Nordwestteil des Herrenhofs mit Getreidekasten und Storchenturm, dahinter die alte Johanneskirche

Daten
Ort Neustadt an der Weinstraße,
Ortsteil Mußbach
Bauherr Johanniterorden
Baustil Hochgotik, Renaissance, Barock, Gründerzeit
Baujahr zweite Hälfte des 14. Jahrhunderts
Grundfläche knapp 10.000 m²
Koordinaten 49° 22′ 9″ N, 8° 10′ 13″ OKoordinaten: 49° 22′ 9″ N, 8° 10′ 13″ O
Herrenhof (Rheinland-Pfalz)
Herrenhof (Rheinland-Pfalz)
Besonderheiten
• Ältestes Weingut der Pfalz mit ununterbrochenem Betrieb seit dem 7. Jahrhundert[1]

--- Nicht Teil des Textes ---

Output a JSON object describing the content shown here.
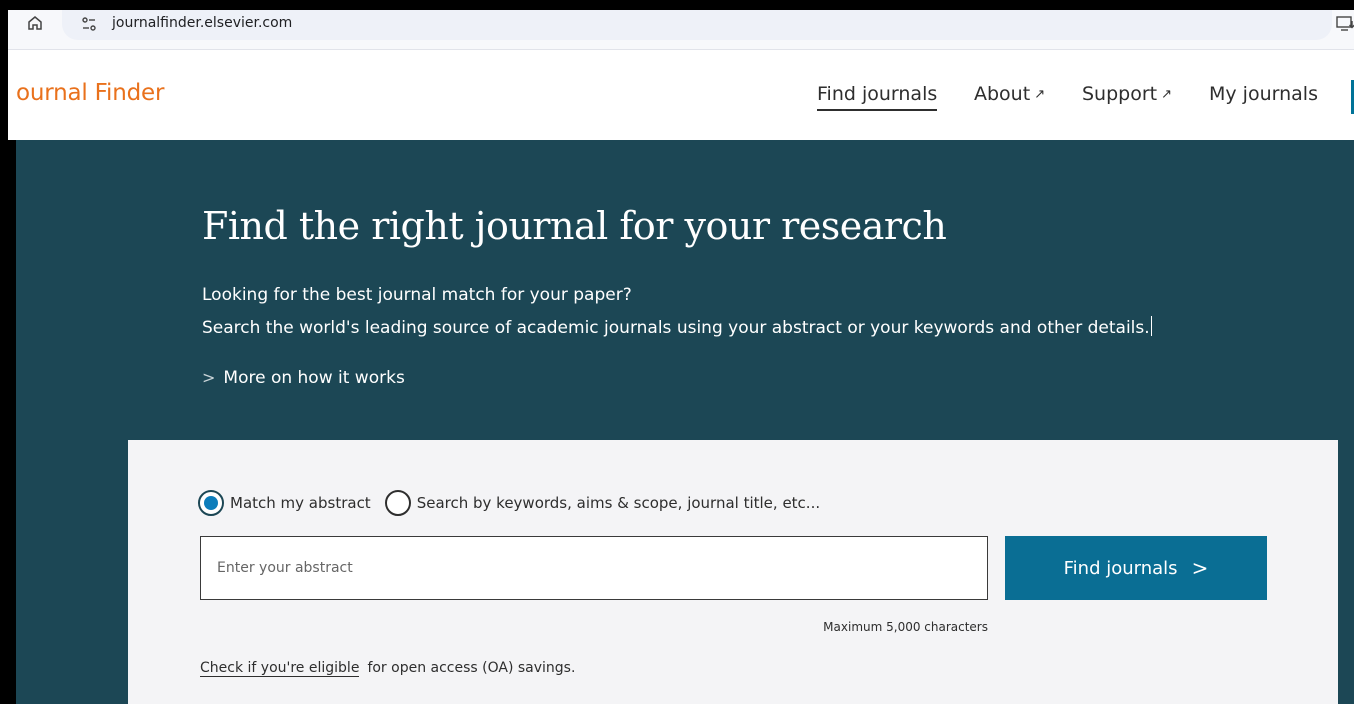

Der Herrenhof im Winzerdorf Mußbach, das seit 1969 Ortsteil von Neustadt an der Weinstraße (Rheinland-Pfalz) ist, stellt eine weitläufige und ausgezeichnet restaurierte Hofgutanlage dar. Sie ist seit dem 7. Jahrhundert nachgewiesen[1] und gehörte die meiste Zeit einer Ordensgemeinschaft, von deren geistlichen Herren auch der Name abgeleitet ist. Die Denkmalzone Herrenhof[2] ist der Hauptteil der größeren Denkmalzone Johanniterviertel.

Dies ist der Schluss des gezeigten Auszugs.